Educational Objective: To learn the effects of an intranasal influenza vaccine.

Queuing for Coronary Angiography During Severe Supply-Demand Mismatch in a US Public Hospital Article

Educational Objective: To understand that delaying coronary angiography may be hazardous.

Prevalence of Carpal Tunnel Syndrome in a General Population Article

Educational Objective: To learn that carpal tunnel syndrome may be common.

Quality of Care in Investor-Owned vs Not-for-Profit HMOs Article

Educational Objective: To compare the quality of care delivered in investor-owned vs not-for-profit HMOs.

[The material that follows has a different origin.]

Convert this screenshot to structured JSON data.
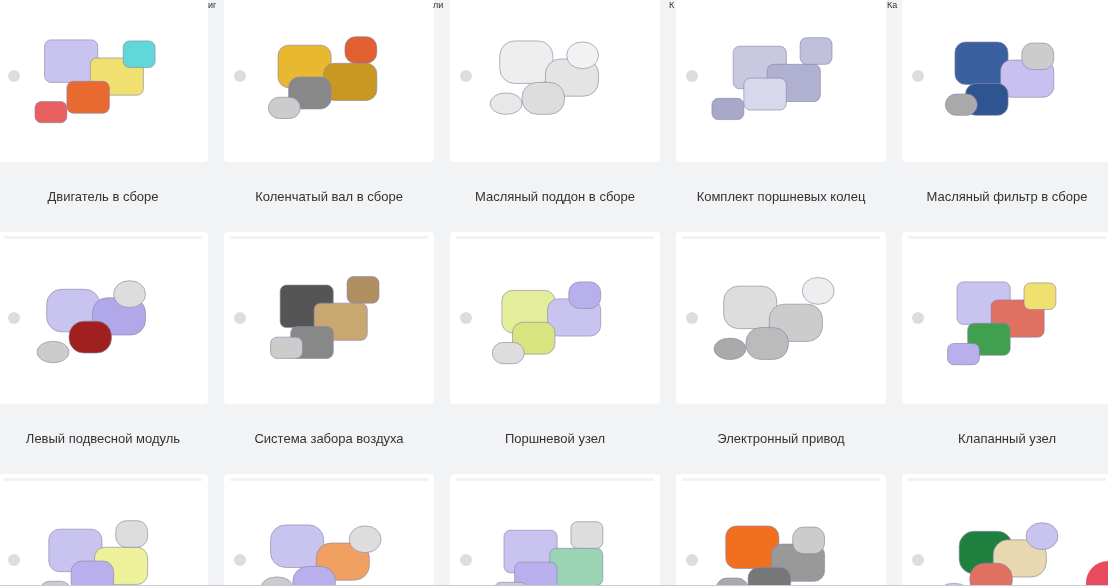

Mandatory Reporting of Diseases and Conditions by Health Care Professionals and Laboratories Article

Educational Objective: To understand state priorities for public health surveillance.

A New Doctor in the House: Ethical Issues in Hospitalist Systems Article

Educational Objective: To understand how hospitalist systems may affect the patient-physician relationship.

Does This Adult Patient Have Acute Meningitis? Article

Educational Objective: To review the clinical diagnosis of adult meningitis.